A resistência unida da população palestiniana – combinada com a onda de indignação internacional (ver foto) que varreu o Partido Democrata dos EUA, o partido de Joe Biden, mas também sectores da classe dominante norte-americana preocupada com a marcha para o caos – impôs este cessar-fogo.

No entanto, todos os problemas persistem.

O bloqueio de Gaza continua a matar, as atrocidades do assalto colonial sionista continuam na Cisjordânia e, pela primeira vez, prolongando-se agora dentro do Estado de Israel, onde desde o dia 24 de Maio a repressão está a cair sobre os jovens palestinianos organizadores da mobilização.

O lugar dos palestinianos da Palestina de 1948 é reconhecido em todo o território e torna-se uma questão importante para todo o movimento de resistência nacional. É por esta razão que o Estado israelita acaba de decidir para lançar a sua operação “Lei e Ordem”.

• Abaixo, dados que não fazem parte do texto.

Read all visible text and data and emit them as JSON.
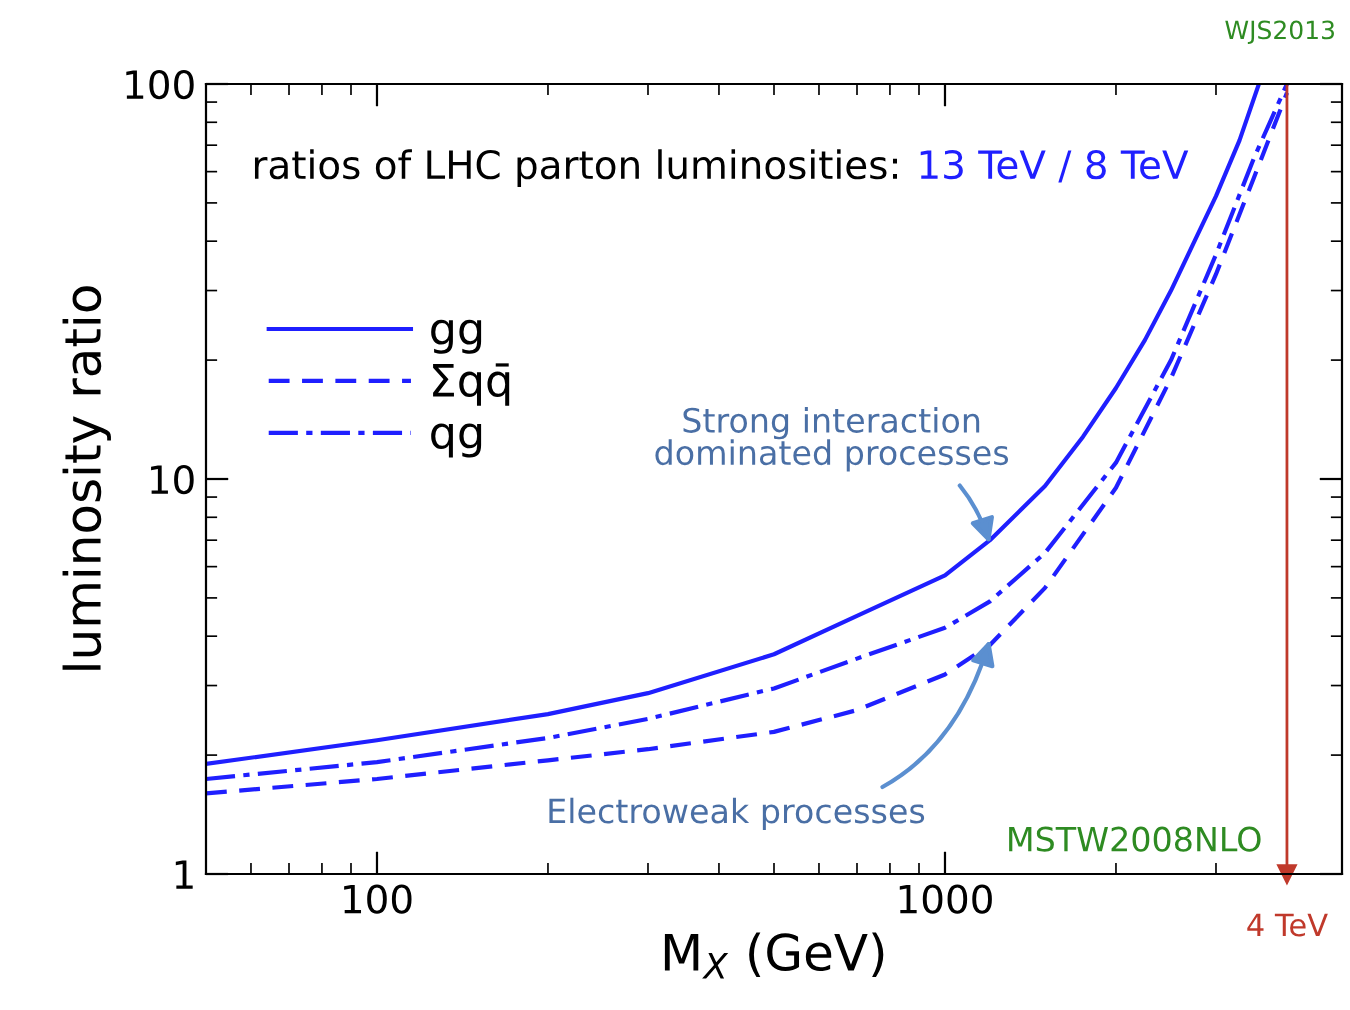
{
  "chart_data": {
    "type": "line",
    "title": "ratios of LHC parton luminosities:",
    "subtitle": "13 TeV / 8 TeV",
    "xlabel": "M$_{X}$ (GeV)",
    "ylabel": "luminosity ratio",
    "log": "xy",
    "grid": false,
    "legend": "left",
    "marker": "none",
    "xlim": [
      50,
      5000
    ],
    "ylim": [
      1,
      100
    ],
    "xticks": [
      {
        "value": 50,
        "label": null
      },
      {
        "value": 60,
        "label": null
      },
      {
        "value": 70,
        "label": null
      },
      {
        "value": 80,
        "label": null
      },
      {
        "value": 90,
        "label": null
      },
      100,
      {
        "value": 200,
        "label": null
      },
      {
        "value": 300,
        "label": null
      },
      {
        "value": 400,
        "label": null
      },
      {
        "value": 500,
        "label": null
      },
      {
        "value": 600,
        "label": null
      },
      {
        "value": 700,
        "label": null
      },
      {
        "value": 800,
        "label": null
      },
      {
        "value": 900,
        "label": null
      },
      1000,
      {
        "value": 2000,
        "label": null
      },
      {
        "value": 3000,
        "label": null
      },
      {
        "value": 4000,
        "label": null
      },
      {
        "value": 5000,
        "label": null
      }
    ],
    "yticks": [
      1,
      {
        "value": 2,
        "label": null
      },
      {
        "value": 3,
        "label": null
      },
      {
        "value": 4,
        "label": null
      },
      {
        "value": 5,
        "label": null
      },
      {
        "value": 6,
        "label": null
      },
      {
        "value": 7,
        "label": null
      },
      {
        "value": 8,
        "label": null
      },
      {
        "value": 9,
        "label": null
      },
      10,
      {
        "value": 20,
        "label": null
      },
      {
        "value": 30,
        "label": null
      },
      {
        "value": 40,
        "label": null
      },
      {
        "value": 50,
        "label": null
      },
      {
        "value": 60,
        "label": null
      },
      {
        "value": 70,
        "label": null
      },
      {
        "value": 80,
        "label": null
      },
      {
        "value": 90,
        "label": null
      },
      100
    ],
    "series": [
      {
        "name": "gg",
        "color": "#1f1fff",
        "line_style": "solid",
        "x": [
          50,
          100,
          200,
          300,
          500,
          700,
          1000,
          1200,
          1500,
          1750,
          2000,
          2250,
          2500,
          2750,
          3000,
          3300,
          3570
        ],
        "values": [
          1.9,
          2.18,
          2.54,
          2.87,
          3.6,
          4.5,
          5.7,
          7.0,
          9.6,
          12.8,
          17,
          22.5,
          30,
          40,
          52,
          72,
          100
        ]
      },
      {
        "name": "Σqq̄",
        "color": "#1f1fff",
        "line_style": "dashed",
        "x": [
          50,
          100,
          200,
          300,
          500,
          700,
          1000,
          1200,
          1500,
          2000,
          2500,
          3000,
          3500,
          4000
        ],
        "values": [
          1.6,
          1.74,
          1.94,
          2.07,
          2.29,
          2.6,
          3.2,
          3.8,
          5.3,
          9.5,
          18,
          33,
          58,
          95
        ]
      },
      {
        "name": "qg",
        "color": "#1f1fff",
        "line_style": "dashdot",
        "x": [
          50,
          100,
          200,
          300,
          500,
          700,
          1000,
          1200,
          1500,
          2000,
          2500,
          3000,
          3500,
          4000
        ],
        "values": [
          1.74,
          1.92,
          2.21,
          2.47,
          2.95,
          3.51,
          4.2,
          4.9,
          6.5,
          11,
          20,
          37,
          65,
          100
        ]
      }
    ],
    "ref_lines": [
      {
        "axis": "x",
        "value": 4000,
        "label": "4 TeV",
        "color": "#c0392b"
      }
    ],
    "annotations": [
      {
        "text": "Strong interaction\ndominated processes",
        "x": 1200,
        "y": 7.0
      },
      {
        "text": "Electroweak processes",
        "x": 1200,
        "y": 4.0
      },
      "WJS2013",
      "MSTW2008NLO"
    ]
  }
}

A unidade geográfica e demográfica do movimento actual é óbvia, e a greve geral apenas o confirmou. Há, de facto, um só povo palestiniano entre o mar Mediterrâneo e o rio Jordão. No entanto, ouvimos, uma e outra vez, os representantes dos grandes poderes e as suas variantes políticas de esquerda proclamam que não haverá solução “fora do direito internacional e do reconhecimento do Estado da Palestina”, ao lado do Estado de Israel, ratificando assim a divisão da Palestina e do seu povo.

Um dos actos fundadores do “Direito internacional”, que sempre foi o do mais forte, foi o reconhecimento da divisão da Palestina pela ONU, em 1947, o que permitiu o desencadear Nakba (“a catástrofe”, nas palavras dos Palestinianos) antes da criação do Estado de Israel, em Maio de 1948. Quanto ao Estado da Palestina, expressão diplomática moderna, ele foi sempre concebido em termos do dogma da “segurança de Israel”.

Os Acordos de Oslo, em 1993, sob a égide dos Estados Unidos, abriram o caminho para uma pretensa solução de dois Estados. Durante muito tempo, uma grande parte dos Palestinianos rejeitaram esta “solução”, que é apenas o legitimar do Estado israelita opressor.

Estas últimas manifestações demonstram, mais uma vez, o fracasso dos Acordos de Oslo. Em Gaza, na Cisjordânia, no Estado de Israel, ou nos campos de refugiados, há apenas um único povo.

O caos da ordem internacional e do apartheid ou a igualdade de direitos num único Estado: não há outra alternativa.

Crónica de François Lazar, publicada no semanário francês “Informations Ouvrières” – Informações operárias – nº 656, de 26 de Maio de 2021, do Partido Operário Independente de França.